Джефферсон обладал свойством, присущим определенным темпераментам, видеть то, что он желал видеть, и верить в то, что он хотел верить. Мало кто из других американцев мог бы всерьез рассуждать об испанской империи в Америке как плывущей или тонущей вместе с Соединенными Штатами; но Джефферсон на мгновение подумал, что глиняный горшок испанского владычества может довериться тому, чтобы безопасно плыть под опекой железной энергии американской демократии. Он мог с серьезным видом заявлять в отношении Испании: «мы ничего не хотим от нее», когда на протяжении восемнадцати месяцев он исчерпывал каждое средство, не доходящее до применения силы, чтобы заполучить Батон-Руж, Мобил и Пенсаколу, не говоря уже о Восточной Флориде и Техасе. Он обвинял Испанию в том, что она встретила его шаги навстречу ревностью, тайной злобой и вероломством после того, как его министры почти два года интриговали с Наполеоном в постоянной надежде лишить ее собственности. 13 декабря 1804 года он писал генералу Хиту: «С Испанией мы всегда будем пикироваться, но никогда не дойдем до войны, пока сами ее не станем искать»; [48] а шесть месяцев спустя он писал Боудину, что ее тайная злоба и вероломство ведут к перманентно враждебным отношениям. Ему оставалось не так уж далеко идти; ибо если он намеревался поддерживать свой авторитет среди правителей, то войну, которая никогда не наступит, пока он ее не ищет, следовало искать.

По мере того как крушение Монро становилось все более очевидным, Президент начинал нервничать и суетливо метался от одного средства к другому. В первые дни августа прибыли депеши Монро, возвещавшие, что он покинул Мадрид и что все его предложения были отвергнуты Испанией. Мэдисон находился в Филадельфии, где его жена была задержана долгим и тяжелым недугом ног. Президент был в Монтичелло. Завязался оживленный обмен письмами, изо дня в день отмечавший колебания настроений, свойственные характерам этих двух людей. Решить предстояло лишь один вопрос — следует ли им воспользоваться этим моментом для разрыва с Наполеоном?

Первые размышления Мэдисона не привели ни к какому результату. Он уклонялся от признания того, что правительство оказалось между войной и унижением, более опасным, чем война.
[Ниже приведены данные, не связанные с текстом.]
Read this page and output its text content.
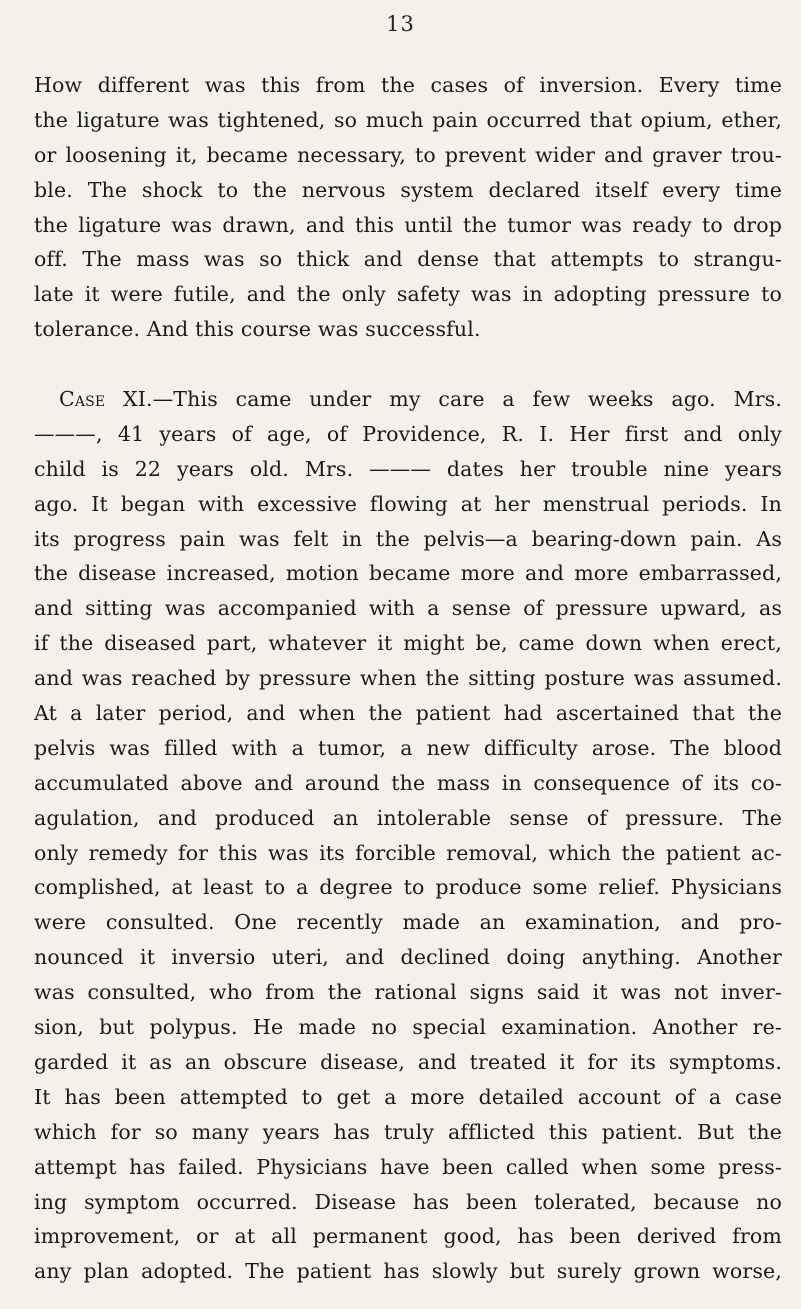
13
How different was this from the cases of inversion. Every time
the ligature was tightened, so much pain occurred that opium, ether,
or loosening it, became necessary, to prevent wider and graver trou-
ble. The shock to the nervous system declared itself every time
the ligature was drawn, and this until the tumor was ready to drop
off. The mass was so thick and dense that attempts to strangu-
late it were futile, and the only safety was in adopting pressure to
tolerance. And this course was successful.
Case XI.—This came under my care a few weeks ago. Mrs.
———, 41 years of age, of Providence, R. I. Her first and only
child is 22 years old. Mrs. ——— dates her trouble nine years
ago. It began with excessive flowing at her menstrual periods. In
its progress pain was felt in the pelvis—a bearing-down pain. As
the disease increased, motion became more and more embarrassed,
and sitting was accompanied with a sense of pressure upward, as
if the diseased part, whatever it might be, came down when erect,
and was reached by pressure when the sitting posture was assumed.
At a later period, and when the patient had ascertained that the
pelvis was filled with a tumor, a new difficulty arose. The blood
accumulated above and around the mass in consequence of its co-
agulation, and produced an intolerable sense of pressure. The
only remedy for this was its forcible removal, which the patient ac-
complished, at least to a degree to produce some relief. Physicians
were consulted. One recently made an examination, and pro-
nounced it inversio uteri, and declined doing anything. Another
was consulted, who from the rational signs said it was not inver-
sion, but polypus. He made no special examination. Another re-
garded it as an obscure disease, and treated it for its symptoms.
It has been attempted to get a more detailed account of a case
which for so many years has truly afflicted this patient. But the
attempt has failed. Physicians have been called when some press-
ing symptom occurred. Disease has been tolerated, because no
improvement, or at all permanent good, has been derived from
any plan adopted. The patient has slowly but surely grown worse,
«Дело в Мадриде, — говорил он 2 августа, [49] — имело неловкое завершение, и если ничто, как и следовало ожидать, особенно в отсутствие Императора, не смягчит его в Париже, оно влечет за собой несколько серьезных вопросов. После парада чрезвычайной миссии отказ от всех наших предложений в высокомерном тоне без каких-либо встречных условий и упорство в отзыве оговоренного обеспечения по признанным справедливыми претензиям без очевидно неразумных и недопустимых условий ex post facto образуют сильный призыв к чести и чувствительности этой страны».

Вывод, сделанный из этого несколько мягкого обзора, не был таковым, какой рекомендовали Монро, Армстронг или Ливингстон.

«Я нахожу, что, как и опасались ввиду тона прежних посланий, — продолжал госсекретарь, — военный статус-кво в спорных округах, судоходство по рекам, протекающим через Западную Флориду, и конфискации после конвенции 1802 года так и не заняли какого-либо места в обсуждениях. Боудину, возможно, будет поручено, в согласии с тем, что произошло, предложить приостановку территориальных вопросов, депозита и французских конфискаций при условии, что эти пункты будут уступлены, с включением конвенции 1802 года с положением о последующих претензиях. Это максимум в пределах видения Исполнительной власти. Если этот эксперимент потерпит неудачу, вопросом для Законодательного собрания должно стать то, прибегать ли к силе или нет, в какой степени и каким образом. Возможно, инструкции Боудину были бы улучшены включением идеи о переносе продолжения дел сюда. Это создало бы видимость шага вперед со стороны Испании, тем более что это сопровождалось бы новой миссией в эту страну, и было бы наиболее удобно и для нас тоже, если только не будет использовано Испанией как предлог для затягивания».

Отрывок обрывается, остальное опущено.